In der Auswärtspartie beim VfL Kirchheim gab es beim 6:13 (0:6, 4:1, 1:6, 0:0) für die Verbandliga-Wasserballer der SSG Reutlingen/Tübingen nichts zu holen.

Trotz zweier gewonnener Spielabschnitte gingen die Punkte zu recht an den Gastgeber, der einen blitzsauberen Start hinlegte und mit 6:0 im ersten Viertel den Grundstein zum Erfolg legte. Die SSGler hatten bis dahin einige gute Chancen liegen lassen und zudem noch in zwei strittigen Szenen nicht das Tor zugesprochen bekommen.
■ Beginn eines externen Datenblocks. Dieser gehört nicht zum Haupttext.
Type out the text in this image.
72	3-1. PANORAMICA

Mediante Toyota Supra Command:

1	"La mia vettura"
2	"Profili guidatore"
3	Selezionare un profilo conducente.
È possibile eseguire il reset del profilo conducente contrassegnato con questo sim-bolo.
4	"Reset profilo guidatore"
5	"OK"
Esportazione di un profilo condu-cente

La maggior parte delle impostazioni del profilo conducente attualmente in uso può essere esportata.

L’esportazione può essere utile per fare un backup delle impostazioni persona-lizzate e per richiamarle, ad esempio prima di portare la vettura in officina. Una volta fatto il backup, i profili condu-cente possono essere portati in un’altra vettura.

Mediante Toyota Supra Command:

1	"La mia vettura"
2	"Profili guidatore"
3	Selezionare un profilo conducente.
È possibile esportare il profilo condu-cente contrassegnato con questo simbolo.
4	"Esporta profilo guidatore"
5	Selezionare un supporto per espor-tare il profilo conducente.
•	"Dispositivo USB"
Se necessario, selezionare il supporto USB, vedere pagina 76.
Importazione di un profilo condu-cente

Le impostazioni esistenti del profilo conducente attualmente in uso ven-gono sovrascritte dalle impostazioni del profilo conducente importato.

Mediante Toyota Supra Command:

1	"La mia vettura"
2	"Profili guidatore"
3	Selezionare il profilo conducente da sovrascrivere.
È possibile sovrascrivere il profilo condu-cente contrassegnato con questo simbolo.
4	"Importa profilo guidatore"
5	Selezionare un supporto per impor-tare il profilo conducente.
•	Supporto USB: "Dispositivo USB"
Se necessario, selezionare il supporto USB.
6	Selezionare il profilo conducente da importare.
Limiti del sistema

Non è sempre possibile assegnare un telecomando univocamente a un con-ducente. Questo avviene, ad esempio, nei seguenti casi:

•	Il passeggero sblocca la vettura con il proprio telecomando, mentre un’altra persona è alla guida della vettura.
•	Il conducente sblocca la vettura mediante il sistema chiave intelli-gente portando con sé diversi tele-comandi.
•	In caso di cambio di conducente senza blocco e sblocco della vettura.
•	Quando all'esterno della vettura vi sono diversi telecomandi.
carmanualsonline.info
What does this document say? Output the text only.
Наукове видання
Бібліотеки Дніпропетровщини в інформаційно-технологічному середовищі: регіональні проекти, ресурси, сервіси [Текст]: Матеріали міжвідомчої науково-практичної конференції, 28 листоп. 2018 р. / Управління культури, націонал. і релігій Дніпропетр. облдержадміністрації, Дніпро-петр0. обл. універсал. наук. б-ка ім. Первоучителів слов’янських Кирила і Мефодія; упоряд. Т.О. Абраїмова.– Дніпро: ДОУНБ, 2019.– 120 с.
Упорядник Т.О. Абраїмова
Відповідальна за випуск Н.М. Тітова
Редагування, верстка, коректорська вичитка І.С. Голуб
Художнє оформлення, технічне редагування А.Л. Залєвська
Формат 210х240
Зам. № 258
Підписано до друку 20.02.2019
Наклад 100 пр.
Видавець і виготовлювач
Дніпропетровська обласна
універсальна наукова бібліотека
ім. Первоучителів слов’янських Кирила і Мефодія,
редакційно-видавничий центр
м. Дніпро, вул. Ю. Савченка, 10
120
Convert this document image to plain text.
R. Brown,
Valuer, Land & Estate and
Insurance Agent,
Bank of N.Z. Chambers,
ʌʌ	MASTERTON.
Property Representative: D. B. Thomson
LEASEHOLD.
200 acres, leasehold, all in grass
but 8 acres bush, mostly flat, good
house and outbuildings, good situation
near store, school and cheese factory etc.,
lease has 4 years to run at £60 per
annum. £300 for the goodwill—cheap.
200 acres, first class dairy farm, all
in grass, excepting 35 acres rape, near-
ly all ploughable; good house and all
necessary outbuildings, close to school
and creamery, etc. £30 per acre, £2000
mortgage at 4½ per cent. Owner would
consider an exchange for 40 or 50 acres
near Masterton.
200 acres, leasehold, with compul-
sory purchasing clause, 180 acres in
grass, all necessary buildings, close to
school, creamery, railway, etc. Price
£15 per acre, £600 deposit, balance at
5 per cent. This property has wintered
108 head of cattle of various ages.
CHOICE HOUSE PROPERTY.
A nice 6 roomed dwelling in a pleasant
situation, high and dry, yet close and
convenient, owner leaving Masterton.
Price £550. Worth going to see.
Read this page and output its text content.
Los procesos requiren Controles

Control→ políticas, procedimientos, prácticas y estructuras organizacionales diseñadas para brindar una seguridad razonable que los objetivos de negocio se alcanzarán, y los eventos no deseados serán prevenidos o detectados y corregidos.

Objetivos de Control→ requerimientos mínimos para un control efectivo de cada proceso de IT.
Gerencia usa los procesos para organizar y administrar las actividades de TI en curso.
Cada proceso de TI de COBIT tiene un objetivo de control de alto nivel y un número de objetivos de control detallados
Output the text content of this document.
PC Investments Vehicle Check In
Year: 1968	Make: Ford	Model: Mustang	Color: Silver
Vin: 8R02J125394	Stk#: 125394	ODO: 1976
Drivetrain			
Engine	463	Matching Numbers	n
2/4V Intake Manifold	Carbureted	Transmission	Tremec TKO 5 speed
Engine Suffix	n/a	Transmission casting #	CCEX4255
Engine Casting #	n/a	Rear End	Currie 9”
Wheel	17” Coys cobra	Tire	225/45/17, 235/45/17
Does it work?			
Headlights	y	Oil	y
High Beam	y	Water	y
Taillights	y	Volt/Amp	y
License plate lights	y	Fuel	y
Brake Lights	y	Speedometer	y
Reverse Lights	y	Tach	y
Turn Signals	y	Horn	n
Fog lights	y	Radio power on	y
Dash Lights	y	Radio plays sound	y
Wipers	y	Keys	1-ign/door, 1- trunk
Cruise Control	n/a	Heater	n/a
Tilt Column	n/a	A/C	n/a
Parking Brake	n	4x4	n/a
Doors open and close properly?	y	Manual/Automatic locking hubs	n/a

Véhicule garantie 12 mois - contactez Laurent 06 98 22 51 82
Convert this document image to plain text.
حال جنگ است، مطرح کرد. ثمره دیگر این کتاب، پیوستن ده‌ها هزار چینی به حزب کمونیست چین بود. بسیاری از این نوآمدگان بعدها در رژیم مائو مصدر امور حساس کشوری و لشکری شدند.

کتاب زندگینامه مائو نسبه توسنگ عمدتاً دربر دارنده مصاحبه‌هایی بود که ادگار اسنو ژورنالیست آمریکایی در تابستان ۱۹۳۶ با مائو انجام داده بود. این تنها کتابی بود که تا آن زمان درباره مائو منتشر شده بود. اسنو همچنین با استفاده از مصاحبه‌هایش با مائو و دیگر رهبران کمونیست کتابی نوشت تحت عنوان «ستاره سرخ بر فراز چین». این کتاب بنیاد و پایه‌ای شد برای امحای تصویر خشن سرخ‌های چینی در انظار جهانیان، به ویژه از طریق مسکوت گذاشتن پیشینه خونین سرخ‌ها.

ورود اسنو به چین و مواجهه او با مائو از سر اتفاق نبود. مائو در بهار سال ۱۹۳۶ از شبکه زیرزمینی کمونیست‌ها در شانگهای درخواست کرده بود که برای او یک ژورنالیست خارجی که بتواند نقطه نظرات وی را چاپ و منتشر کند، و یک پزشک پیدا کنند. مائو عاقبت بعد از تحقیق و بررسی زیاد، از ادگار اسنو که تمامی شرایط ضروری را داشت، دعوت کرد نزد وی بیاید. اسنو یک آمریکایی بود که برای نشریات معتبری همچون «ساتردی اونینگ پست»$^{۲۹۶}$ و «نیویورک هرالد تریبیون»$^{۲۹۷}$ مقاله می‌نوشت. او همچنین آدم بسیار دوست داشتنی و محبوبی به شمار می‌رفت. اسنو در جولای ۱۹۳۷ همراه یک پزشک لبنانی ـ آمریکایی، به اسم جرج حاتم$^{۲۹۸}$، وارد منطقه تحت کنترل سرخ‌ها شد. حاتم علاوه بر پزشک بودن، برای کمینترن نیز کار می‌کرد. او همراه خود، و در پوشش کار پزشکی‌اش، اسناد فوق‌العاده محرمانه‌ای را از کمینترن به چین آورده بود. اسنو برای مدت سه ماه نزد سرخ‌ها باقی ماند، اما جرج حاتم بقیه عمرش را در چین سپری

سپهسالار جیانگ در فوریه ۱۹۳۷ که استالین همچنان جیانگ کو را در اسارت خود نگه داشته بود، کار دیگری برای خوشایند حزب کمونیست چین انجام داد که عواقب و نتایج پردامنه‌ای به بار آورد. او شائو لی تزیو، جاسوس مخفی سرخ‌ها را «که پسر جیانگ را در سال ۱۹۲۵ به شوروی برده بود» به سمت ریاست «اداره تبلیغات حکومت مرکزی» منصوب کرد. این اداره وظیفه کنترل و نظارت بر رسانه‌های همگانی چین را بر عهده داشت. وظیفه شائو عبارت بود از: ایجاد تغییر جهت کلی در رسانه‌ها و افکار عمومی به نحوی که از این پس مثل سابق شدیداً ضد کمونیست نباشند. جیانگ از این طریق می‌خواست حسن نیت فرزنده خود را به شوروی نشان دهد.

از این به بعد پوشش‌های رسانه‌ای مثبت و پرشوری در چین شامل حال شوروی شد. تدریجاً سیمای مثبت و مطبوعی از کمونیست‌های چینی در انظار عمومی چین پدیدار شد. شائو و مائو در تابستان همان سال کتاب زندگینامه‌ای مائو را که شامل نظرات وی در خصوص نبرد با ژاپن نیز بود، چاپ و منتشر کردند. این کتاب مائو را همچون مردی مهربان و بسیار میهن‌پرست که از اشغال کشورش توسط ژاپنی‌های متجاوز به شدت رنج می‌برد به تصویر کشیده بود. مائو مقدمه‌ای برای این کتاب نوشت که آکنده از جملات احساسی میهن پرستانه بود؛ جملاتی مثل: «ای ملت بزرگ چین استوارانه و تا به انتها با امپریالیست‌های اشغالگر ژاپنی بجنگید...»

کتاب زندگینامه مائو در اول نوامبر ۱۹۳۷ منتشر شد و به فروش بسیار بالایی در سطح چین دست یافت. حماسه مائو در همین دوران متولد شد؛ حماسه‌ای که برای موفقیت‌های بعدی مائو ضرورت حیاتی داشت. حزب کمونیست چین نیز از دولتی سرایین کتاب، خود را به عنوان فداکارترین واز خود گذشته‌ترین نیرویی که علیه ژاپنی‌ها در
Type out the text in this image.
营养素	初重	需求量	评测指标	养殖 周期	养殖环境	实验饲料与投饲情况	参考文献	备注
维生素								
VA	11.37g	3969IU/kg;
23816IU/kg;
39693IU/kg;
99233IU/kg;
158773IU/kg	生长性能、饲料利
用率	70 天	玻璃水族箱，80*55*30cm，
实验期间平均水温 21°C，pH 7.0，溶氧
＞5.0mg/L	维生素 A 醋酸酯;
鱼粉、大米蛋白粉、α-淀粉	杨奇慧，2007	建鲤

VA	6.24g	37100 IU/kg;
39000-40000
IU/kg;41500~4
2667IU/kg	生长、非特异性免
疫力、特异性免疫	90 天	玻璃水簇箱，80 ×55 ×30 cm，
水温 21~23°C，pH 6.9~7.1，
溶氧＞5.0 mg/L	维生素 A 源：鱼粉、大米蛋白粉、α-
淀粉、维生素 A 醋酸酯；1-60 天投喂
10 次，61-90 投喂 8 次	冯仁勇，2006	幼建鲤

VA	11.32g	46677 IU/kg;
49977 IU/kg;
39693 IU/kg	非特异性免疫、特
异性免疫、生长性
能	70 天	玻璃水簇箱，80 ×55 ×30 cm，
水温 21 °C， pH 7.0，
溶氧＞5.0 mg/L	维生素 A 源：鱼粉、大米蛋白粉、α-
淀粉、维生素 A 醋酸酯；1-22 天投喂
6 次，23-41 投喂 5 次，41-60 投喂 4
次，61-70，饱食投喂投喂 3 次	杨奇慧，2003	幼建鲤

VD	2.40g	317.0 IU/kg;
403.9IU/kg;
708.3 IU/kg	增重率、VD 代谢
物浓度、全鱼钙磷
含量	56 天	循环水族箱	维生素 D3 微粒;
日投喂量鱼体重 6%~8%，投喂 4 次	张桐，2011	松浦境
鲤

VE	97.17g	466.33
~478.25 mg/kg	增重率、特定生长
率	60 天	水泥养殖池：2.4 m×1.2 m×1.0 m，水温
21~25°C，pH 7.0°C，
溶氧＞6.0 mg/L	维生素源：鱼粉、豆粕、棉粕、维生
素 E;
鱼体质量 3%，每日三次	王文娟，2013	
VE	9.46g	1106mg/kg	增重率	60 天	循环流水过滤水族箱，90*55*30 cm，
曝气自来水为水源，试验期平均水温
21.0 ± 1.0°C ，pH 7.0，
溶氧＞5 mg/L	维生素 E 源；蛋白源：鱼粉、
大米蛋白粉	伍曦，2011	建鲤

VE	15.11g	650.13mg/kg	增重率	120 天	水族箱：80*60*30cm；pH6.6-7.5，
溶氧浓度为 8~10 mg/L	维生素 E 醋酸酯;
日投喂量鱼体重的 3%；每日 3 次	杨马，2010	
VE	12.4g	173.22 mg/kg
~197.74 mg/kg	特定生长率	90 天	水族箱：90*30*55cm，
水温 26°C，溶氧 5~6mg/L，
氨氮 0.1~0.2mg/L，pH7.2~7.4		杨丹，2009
Trotz des hohen Rückstandes fanden die SSGler Dank des Anschlusses von Alexander Laible nun richtig in die Partie. Center Jörn de Haan traf dreimal in Folge, scheiterte aber ausgerechnet völlig freistehend kurz vor der Pause am gegnerischen Torwart. Statt eines möglichen 5:7 gingen die Kirchheimer mit drei Toren Vorsprung aus der Halbzeit. Hoffnung auf eine Wende keimte auf, als Valentin Kranich auf 5:7 verkürzen konnte. Die Gastgeber waren sich dem Ernst der Lage in dieser Phase bewusst und brachten daraufhin wieder ihre Anfangsformation ins Wasser, während die SSGler mangels Auswechselspieler mit ihren Kräften haushalten mußten. Mit einem 6:0-Lauf sorgten sie für die Entscheidung. Kurz vor Ende des dritten Abschnitts dezimierten sich die SSGler selber, Torwart Tim Rach zog den gegnerischen Stürmer nach dessen Torerfolg kurz unter Wasser, weil er sich bedrängt fühlte. Die Schiedsrichter verwiesen ihn des Feldes und Center de Haan übernahm die Torwartposition. Trotz dieser Schwächung gelang den Teck-Städtern kein Tor, dafür sorgte Kranich für den Viertelgewinn.

SSG: Tim Rach (TW), Jörn de Haan (3 Tore), Björn Kregel, Niels Kregel, Alexander Laible (1), Erik Fitzner, Tim Siegel und Valentin Kranich (2)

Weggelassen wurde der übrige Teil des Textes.